O Seminário, que ocorreu na Escola Técnica Estadual (Etec) do Quilombo do bairro André Lopes, atendeu à solicitação das comunidades para que fosse cumprida a determinação de realização de uma Consulta Livre, Prévia e Informada e que o processo de implementação da APA leve em consideração os modos de vida, as demandas e os conhecimentos tradicionais das populações que historicamente habitam a região paulista do Vale do Ribeira, cujos territórios foram sobrepostos pela Unidade de Conservação (UC).
A demanda oficial de requerimento de um Plano de Consulta por parte da gestão da APA partiu da Equipe de Articulação e Assessoria às Comunidades Negras do Vale do Ribeira (Eaacone), que reuniu os pedidos das comunidades envolvidas. “Essa é uma demanda de protocolo de consulta. Estamos evoluindo nesta construção por meio do diálogo que nos propusemos a costurar”, explica a articuladora da Eaacone, Tânia de Moraes.
O encontro foi marcado pela presença de lideranças históricas dos territórios remanescentes de quilombos e de jovens lideranças que demarcam como a nova geração se apresenta enquanto mantenedora do legado de representatividade e resistência de seus anciãos.
Leia também o especial "O Caminho pro Quilombo"
Acolhendo o rito do protocolo de Consulta Prévia, a entidade, jurisdicionada à Secretaria de Meio Ambiente, Infraestrutura e Logística (Semil), apresentou – de maneira facilitada e resumida – os estudos realizados por sua equipe técnica para a elaboração do Plano de Manejo da APA dos Quilombos. O documento, apresentado para que possa ser complementado com informações fornecidas pelas comunidades, funciona como um inventário dos registros ambientais, socioeconômicos, históricos e culturais da região e que dará origem às normas de gestão da UC.
Ao longo de dois dias, quilombolas e técnicos se debruçaram sobre os estudos referentes aos territórios para fornecer e receber informações a respeito da área de 64.625,04 hectares que se sobrepõe aos territórios dos remanescentes dos Quilombos André Lopes, Galvão, Ivaporunduva, Maria Rosa, Nhunguara, Ostras, Pedro Cubas, Pedro Cubas de Cima, Pilões, Piririca, Praia Grande, São Pedro e Sapatu – objeto da Lei Estadual nº 12.810/2008.
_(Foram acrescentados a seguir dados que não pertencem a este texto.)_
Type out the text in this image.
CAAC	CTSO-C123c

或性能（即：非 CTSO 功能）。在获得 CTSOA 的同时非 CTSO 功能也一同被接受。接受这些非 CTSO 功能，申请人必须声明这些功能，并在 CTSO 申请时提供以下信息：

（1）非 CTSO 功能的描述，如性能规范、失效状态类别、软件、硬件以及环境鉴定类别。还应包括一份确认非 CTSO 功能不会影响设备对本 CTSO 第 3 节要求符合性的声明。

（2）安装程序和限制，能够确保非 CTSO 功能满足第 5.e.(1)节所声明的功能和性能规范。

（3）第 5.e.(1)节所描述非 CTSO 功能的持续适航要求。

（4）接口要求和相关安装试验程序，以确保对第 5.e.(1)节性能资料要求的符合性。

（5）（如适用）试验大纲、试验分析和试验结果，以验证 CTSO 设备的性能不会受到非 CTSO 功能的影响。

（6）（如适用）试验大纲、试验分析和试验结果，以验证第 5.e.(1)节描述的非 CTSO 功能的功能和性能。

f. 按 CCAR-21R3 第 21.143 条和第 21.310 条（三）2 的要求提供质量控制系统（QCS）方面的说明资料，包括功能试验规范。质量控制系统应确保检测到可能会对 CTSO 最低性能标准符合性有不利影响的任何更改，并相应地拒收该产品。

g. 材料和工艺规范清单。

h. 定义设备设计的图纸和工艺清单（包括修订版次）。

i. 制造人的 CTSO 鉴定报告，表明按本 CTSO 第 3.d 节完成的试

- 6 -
“Achei muito interessante tudo o que vocês apresentaram aqui pra gente. Achei interessante porque tudo isso a gente já sabe. Não temos estudo e não colocamos as coisas no papel como vocês fazem, mas tudo isso aí que vocês estão vendo e mostrando é o que a gente sabe e vive, na prática, no dia a dia”, ressalta a liderança do Quilombo Nhunguara, Sr. João Catá, ao mesmo tempo que reconheceu o trabalho realizado pela Fundação Florestal.
Seminário atende determinação da OIT


O papel ao qual o Sr. João se refere é o “Plano de Manejo – APA Quilombos do Médio Ribeira”, um grande compilado com uma sistematização de estudos e pesquisas realizadas na região que abriga os 13 territórios quilombolas que compõem a APA, que também abarca um curto trecho de terras não quilombolas. Ali estão registros de recursos hídricos, riquezas de fauna e flora, geologia, particularidade da ocupação e todo descritivo levantado em pesquisas.
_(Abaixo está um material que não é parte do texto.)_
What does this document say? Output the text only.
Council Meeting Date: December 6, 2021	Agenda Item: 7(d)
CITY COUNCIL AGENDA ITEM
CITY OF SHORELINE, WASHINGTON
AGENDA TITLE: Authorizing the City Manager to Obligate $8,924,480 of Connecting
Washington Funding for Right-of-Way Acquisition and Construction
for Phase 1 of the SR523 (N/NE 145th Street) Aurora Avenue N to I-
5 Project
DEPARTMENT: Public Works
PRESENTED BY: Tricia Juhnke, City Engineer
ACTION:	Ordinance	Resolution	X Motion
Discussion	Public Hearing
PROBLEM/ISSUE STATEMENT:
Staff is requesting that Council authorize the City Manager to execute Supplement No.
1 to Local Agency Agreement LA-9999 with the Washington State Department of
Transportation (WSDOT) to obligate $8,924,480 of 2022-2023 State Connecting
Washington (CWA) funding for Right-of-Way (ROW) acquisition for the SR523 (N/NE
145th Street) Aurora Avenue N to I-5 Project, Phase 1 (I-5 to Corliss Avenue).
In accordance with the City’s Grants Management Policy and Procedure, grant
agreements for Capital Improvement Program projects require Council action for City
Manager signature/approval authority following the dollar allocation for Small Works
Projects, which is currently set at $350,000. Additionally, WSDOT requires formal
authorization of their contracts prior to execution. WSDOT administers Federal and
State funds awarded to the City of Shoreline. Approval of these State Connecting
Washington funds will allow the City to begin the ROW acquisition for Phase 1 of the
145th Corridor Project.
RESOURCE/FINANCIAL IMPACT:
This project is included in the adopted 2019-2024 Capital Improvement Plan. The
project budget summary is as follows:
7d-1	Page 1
Para a assessora técnica do Instituto Socioambiental (ISA) Raquel Pasinato, a maneira simples com a qual a Fundação Florestal socializou estas informações com os representantes das comunidades quilombolas durante o Seminário foi positiva, auxiliando no entendimento de seu conteúdo, o que reforça a existência de caminhos possíveis para o estabelecimento de uma comunicação efetiva entre ambas as partes.
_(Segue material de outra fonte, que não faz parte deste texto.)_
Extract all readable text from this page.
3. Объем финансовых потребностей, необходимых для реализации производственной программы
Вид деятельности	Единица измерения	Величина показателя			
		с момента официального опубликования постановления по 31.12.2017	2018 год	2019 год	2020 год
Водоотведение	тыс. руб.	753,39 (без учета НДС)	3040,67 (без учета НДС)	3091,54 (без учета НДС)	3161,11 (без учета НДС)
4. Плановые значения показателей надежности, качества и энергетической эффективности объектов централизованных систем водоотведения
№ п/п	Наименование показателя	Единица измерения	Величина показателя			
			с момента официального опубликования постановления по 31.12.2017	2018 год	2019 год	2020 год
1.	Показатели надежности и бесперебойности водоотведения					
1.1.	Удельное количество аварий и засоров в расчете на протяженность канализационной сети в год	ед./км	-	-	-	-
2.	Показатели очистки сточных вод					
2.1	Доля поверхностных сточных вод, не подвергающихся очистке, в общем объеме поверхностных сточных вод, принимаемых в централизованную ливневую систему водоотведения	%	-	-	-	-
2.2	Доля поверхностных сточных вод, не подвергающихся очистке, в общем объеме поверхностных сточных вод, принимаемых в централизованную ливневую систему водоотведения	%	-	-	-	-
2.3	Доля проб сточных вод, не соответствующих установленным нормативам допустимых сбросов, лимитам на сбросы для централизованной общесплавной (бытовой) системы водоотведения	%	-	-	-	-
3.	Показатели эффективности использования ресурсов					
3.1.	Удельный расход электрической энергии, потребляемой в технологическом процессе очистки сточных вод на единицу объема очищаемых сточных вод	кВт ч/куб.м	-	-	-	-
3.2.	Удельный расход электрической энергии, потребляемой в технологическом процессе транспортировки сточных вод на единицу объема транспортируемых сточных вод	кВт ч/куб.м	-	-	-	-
“É um ponto positivo que o Estado reconheça a garantia da Consulta Prévia, conforme a OIT 169 [Convenção sobre Povos Indígenas e Tribais, da Organização Internacional do Trabalho, que é lei no Brasil desde 2004] para realizar qualquer procedimento que vai afetar a vida das comunidades tradicionais. É sempre um avanço. E esse processo é importante porque abre precedentes para o Estado de São Paulo, que é um estado que precisa olhar o papel das comunidades tradicionais na conservação da biodiversidade. Eles precisam reconhecer que elas precisam ser consultadas antes de qualquer processo, inclusive de Plano de Manejo”, reforça Pasinato.
Liderança do Quilombo Maria Rosa, Dona Benedita Rocha sustenta que a participação é de extrema importância também para os quilombolas. “Para defender a comunidade e nossos territórios, nosso modo de viver, precisamos conhecer. E para conhecer a gente tem que participar.”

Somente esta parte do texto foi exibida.